Hemmady está animado com o papel que o Brasil terá no grupo daqui para frente. Depois de eliminar a maior parte de sua dívida, a NII deverá focar suas atenções no Brasil e México. E livre da dívida que vinha consumindo seus recursos com pagamento de juros e serviços, o grupo poderá reforçar os investimentos nas duas subsidiárias. Até recentemente, o serviço da dívida envolvia US$ 500 milhões por ano.
Hemmady disse que a subsidiária não faz remessas de lucros para a controladora há uns dois ou três anos. Ao contrário, afirmou que há dois meses a unidade vem recebendo aportes do grupo porque está em processo de investimentos. Não revelou os valores, mas disse que é preciso expandir a rede para a tecnologia LTE, de quarta geração (4G). "Queremos comprar espectro para São Paulo e construir a rede LTE, como fizemos no Rio", disse.

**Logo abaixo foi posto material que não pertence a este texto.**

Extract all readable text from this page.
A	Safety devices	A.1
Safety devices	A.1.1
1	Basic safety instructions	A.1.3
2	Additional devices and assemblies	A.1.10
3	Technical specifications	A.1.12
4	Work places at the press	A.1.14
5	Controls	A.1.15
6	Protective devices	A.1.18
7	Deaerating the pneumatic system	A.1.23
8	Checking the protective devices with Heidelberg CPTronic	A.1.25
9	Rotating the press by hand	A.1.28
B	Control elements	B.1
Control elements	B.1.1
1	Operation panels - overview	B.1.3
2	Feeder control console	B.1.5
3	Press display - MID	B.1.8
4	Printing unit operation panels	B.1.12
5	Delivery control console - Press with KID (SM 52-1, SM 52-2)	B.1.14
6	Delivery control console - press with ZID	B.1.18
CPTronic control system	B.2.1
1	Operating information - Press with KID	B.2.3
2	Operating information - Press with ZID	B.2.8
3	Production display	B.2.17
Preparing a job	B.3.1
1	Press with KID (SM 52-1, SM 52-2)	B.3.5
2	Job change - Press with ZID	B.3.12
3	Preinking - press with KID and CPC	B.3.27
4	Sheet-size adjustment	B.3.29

Nos primeiros dois meses de lançamento da rede 4G no Rio de Janeiro, a empresa conquistou 70 mil clientes. A base de 3G e 4G soma mais de 1,2 milhão de assinantes. A expansão de 4G para São Paulo tem algumas opções que estão atreladas à disponibilidade de espectro. Em 3G, o plano é aumentar a capilaridade em todo o país.
No Rio, a Nextel lançou 4G na faixa de 1,8 gigahertz. A empresa também tem 800 megahertz, atualmente ocupada pela tecnologia iDEN, de radiochamada. Esses clientes estão migrando para 3G, mas a ocupação futura com 4G depende de autorização da Agência Nacional de Telecomunicações (Anatel). O processo está um pouco complicado porque os competidores exigem que a Nextel pague novamente a licença para usar em 4G. Hemmady discorda e a questão segue em consulta pública. O leilão de 700 MHz, marcado para 30 de setembro está sob análise, mas o executivo considera mais difícil a participação da empresa.
Como diretor de operações da NII Holdings, Hemmady residia nos EUA até 2012, quando acumulou interinamente a chefia da Nextel Brasil. No ano passado foi oficializado no cargo e passou a morar em São Paulo. Agora, planeja elevar a base de clientes para 8 milhões em três anos.